Don't let this artsy b/w photo fool you, John Krasinski wants to put on neon yellow speedos and drink copious amounts of margaritas on the high seas. And why do they call it the HIGH SEAS? And why wouldn't John just charter a yacht with Emily Blunt?

I deal a lot in the PR world. I read (and write) a lot of press releases, market websites, work with reps for those delightful giveaways you see hosted here, putting together interviews – the full shabbang (shameless plug: ShesSmart.com is a smart shopping blog with fashion under 100!). But I think I have stumbled upon a new type of genius PR move. The tricky move is using an eerily familiar voice to promote your product, without ever showing the celebrity face anywhere!

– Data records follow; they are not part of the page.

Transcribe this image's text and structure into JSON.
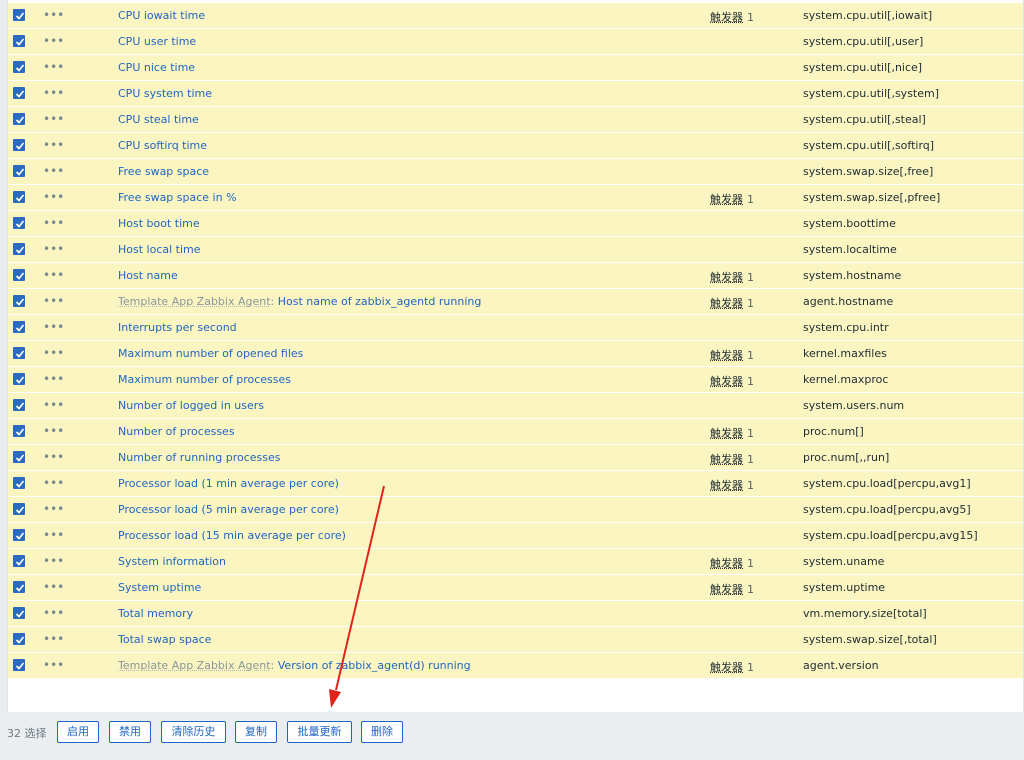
{
  "trigger_label": "触发器",
  "items": [
    {
      "prefix": "",
      "name": "CPU iowait time",
      "trigger_count": "1",
      "key": "system.cpu.util[,iowait]"
    },
    {
      "prefix": "",
      "name": "CPU user time",
      "trigger_count": "",
      "key": "system.cpu.util[,user]"
    },
    {
      "prefix": "",
      "name": "CPU nice time",
      "trigger_count": "",
      "key": "system.cpu.util[,nice]"
    },
    {
      "prefix": "",
      "name": "CPU system time",
      "trigger_count": "",
      "key": "system.cpu.util[,system]"
    },
    {
      "prefix": "",
      "name": "CPU steal time",
      "trigger_count": "",
      "key": "system.cpu.util[,steal]"
    },
    {
      "prefix": "",
      "name": "CPU softirq time",
      "trigger_count": "",
      "key": "system.cpu.util[,softirq]"
    },
    {
      "prefix": "",
      "name": "Free swap space",
      "trigger_count": "",
      "key": "system.swap.size[,free]"
    },
    {
      "prefix": "",
      "name": "Free swap space in %",
      "trigger_count": "1",
      "key": "system.swap.size[,pfree]"
    },
    {
      "prefix": "",
      "name": "Host boot time",
      "trigger_count": "",
      "key": "system.boottime"
    },
    {
      "prefix": "",
      "name": "Host local time",
      "trigger_count": "",
      "key": "system.localtime"
    },
    {
      "prefix": "",
      "name": "Host name",
      "trigger_count": "1",
      "key": "system.hostname"
    },
    {
      "prefix": "Template App Zabbix Agent",
      "name": "Host name of zabbix_agentd running",
      "trigger_count": "1",
      "key": "agent.hostname"
    },
    {
      "prefix": "",
      "name": "Interrupts per second",
      "trigger_count": "",
      "key": "system.cpu.intr"
    },
    {
      "prefix": "",
      "name": "Maximum number of opened files",
      "trigger_count": "1",
      "key": "kernel.maxfiles"
    },
    {
      "prefix": "",
      "name": "Maximum number of processes",
      "trigger_count": "1",
      "key": "kernel.maxproc"
    },
    {
      "prefix": "",
      "name": "Number of logged in users",
      "trigger_count": "",
      "key": "system.users.num"
    },
    {
      "prefix": "",
      "name": "Number of processes",
      "trigger_count": "1",
      "key": "proc.num[]"
    },
    {
      "prefix": "",
      "name": "Number of running processes",
      "trigger_count": "1",
      "key": "proc.num[,,run]"
    },
    {
      "prefix": "",
      "name": "Processor load (1 min average per core)",
      "trigger_count": "1",
      "key": "system.cpu.load[percpu,avg1]"
    },
    {
      "prefix": "",
      "name": "Processor load (5 min average per core)",
      "trigger_count": "",
      "key": "system.cpu.load[percpu,avg5]"
    },
    {
      "prefix": "",
      "name": "Processor load (15 min average per core)",
      "trigger_count": "",
      "key": "system.cpu.load[percpu,avg15]"
    },
    {
      "prefix": "",
      "name": "System information",
      "trigger_count": "1",
      "key": "system.uname"
    },
    {
      "prefix": "",
      "name": "System uptime",
      "trigger_count": "1",
      "key": "system.uptime"
    },
    {
      "prefix": "",
      "name": "Total memory",
      "trigger_count": "",
      "key": "vm.memory.size[total]"
    },
    {
      "prefix": "",
      "name": "Total swap space",
      "trigger_count": "",
      "key": "system.swap.size[,total]"
    },
    {
      "prefix": "Template App Zabbix Agent",
      "name": "Version of zabbix_agent(d) running",
      "trigger_count": "1",
      "key": "agent.version"
    }
  ],
  "footer": {
    "selected_text": "32 选择",
    "buttons": {
      "enable": "启用",
      "disable": "禁用",
      "clear_history": "清除历史",
      "copy": "复制",
      "mass_update": "批量更新",
      "delete": "删除"
    }
  },
  "colors": {
    "row_highlight": "#fbf6c1",
    "link": "#1f65c3",
    "checkbox": "#2a6bbf",
    "annotation_arrow": "#e0241c"
  },
  "icons": {
    "row_checkbox": "checkbox-checked-icon",
    "row_menu": "ellipsis-icon"
  }
}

For a while I was certain that I KNEW the voice of the Carnival Cruise Ship commercials – and I did! It’s Jim Halpert aka John Krasinski. I confirmed it online, so – in your face! (I’m only going on a cruise if Krasinski is going to be there, those things scare the ever-living crappola out of me.)  And NOW, there is a Droid commercial where I could swear that the  voice is Zach Morris aka Mark-Paul Gosselar! But I don’t think it IS. And that’s where the law might have to get involved. Is it legal to use the voice of someone who happens to sound like someone famous, but totally taking advantage of that fact and making it seem like that celebrity is endorsing something under the radar?